Beberapa permasalahan yang menjadi kendala keberlangsungan pemungutan suara selalu saja terjadi, tetapi tak signifikan. Contohnya kendala kondisi cuaca, lambatnya distribusi logistik ke tempat pemungutan suara, akurasi daftar pemilih, dugaan politik uang, kekurangan surat suara di TPS.
Pengalaman berdemokrasi dalam laga Pilkada 2018 seharusnya menjadi catatan dan pelajaran penting bagi kita semua. Ajang demokrasi yang sudah dilaksanakan ini tak hanya dijadikan sebagai prosedur hajatan lima tahunan, tetapi sejatinya mampu menghasilkan pemimpin daerah yang berkualitas, prorakyat, inovatif dan mengutamakan kepentingan rakyat diatas segala-galanya. Siap menang dan siap kalah Layaknya sebuah kompetisi dalam pemilihan, menang dan kalah adalah sebuah keniscayaan.

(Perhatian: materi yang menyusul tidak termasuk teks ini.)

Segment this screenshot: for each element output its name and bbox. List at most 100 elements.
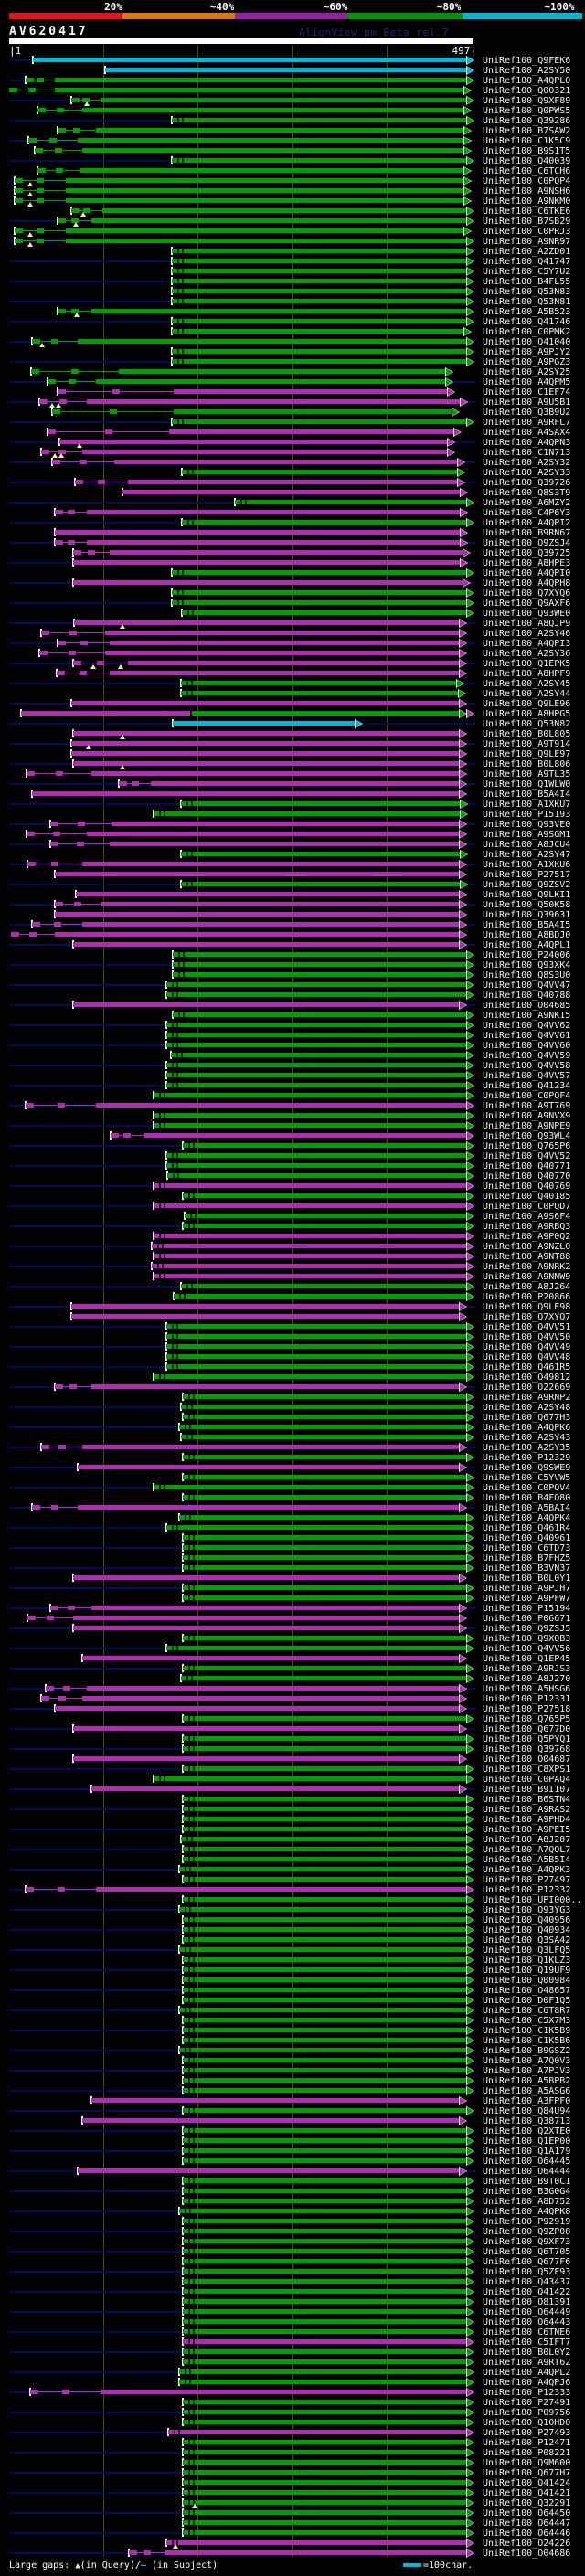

Kandidat kepala daerah tahun 2018 kemarin menjadi menjadi acuan kedewasaan berdemokrasi dengan siap menerima apapun hasilnya. Sejak awal ditetapkan sebagai pasangan calon, mestinya kandidat sudah memiliki jiwa patriotisme yang tinggi, berikrar siap menang dan siap kalah. Jiwa patriotisme ini pun tak hanya berlaku bagi pasangan calon tapi juga seluruh tim pemenangan, relawan ataupun pendukung lainnya. Pasangan calon yang menang ataupun kalah haruslah memiliki kedewasaan dalam bersikap. Meski tetap pada kenyataannya hal itu akan sangat sulit direalisasikan. Bahkan seringkali kita menemukan pertikaian antarpendukung pasangan calon.
Hal ini jelas bukan merupakan cerminan demokrasi beradab. Sebagai insan yang demokratis, sudah selayaknya bagi peserta Pemilu Presiden dan Wakil Presiden dan Anggota DPR, DPD dan DPRD tanggal 17 April 2019 yang akan digelar memeberikan contoh dengan ahlak dan perilaku yang beradab kepada masyarakat serta sebagai evaluasi kedepan untuk mensyukuri segala nikmat yang sudah didapatkan di Pilkada 2018. Ini adalah karunia Ilahi yang tak semua orang bisa dapatkan. Ikhtiar maksimal yang dilakukan selama tahapan kampanye untuk meyakinkan kepada pemilih, ternyata membuahkan hasil.
Kesempatan menjadi pemimpin tentu tak boleh disia-siakan. Kerahkan seluruh daya upaya untuk memajukan dan menyejahterakan rakyat. Realisasikan visi misi yang sudah diusung secara bertahap untuk membuktikan kepada rakyat, bahwa yang menjadi kententuan pilihannya tidaklah salah. Begitupun bagi calon pesrta Pemilu 2019 yang belum diberikan kesempatan untuk menjadi pemimpin dan Wakil Rakyat baik di DPR, DPD serta DPRD. Tetaplah legowo dan mengambil hikmahnya. Ini merupakan keputusan terbaik yang diberikan Tuhan seraya melakukan intropkesi dan evaluasi.
Apakah model design kampanye untuk meyakinkan pemilih mungkin belum bisa menarik perhatian publik atau karena memang visi misi yang diusung belum menjadi kebutuhan rakyat. Yang jelas, ketika paslon belum beruntung untuk memenangkan kompetisi, maka janganlah berkecil hati.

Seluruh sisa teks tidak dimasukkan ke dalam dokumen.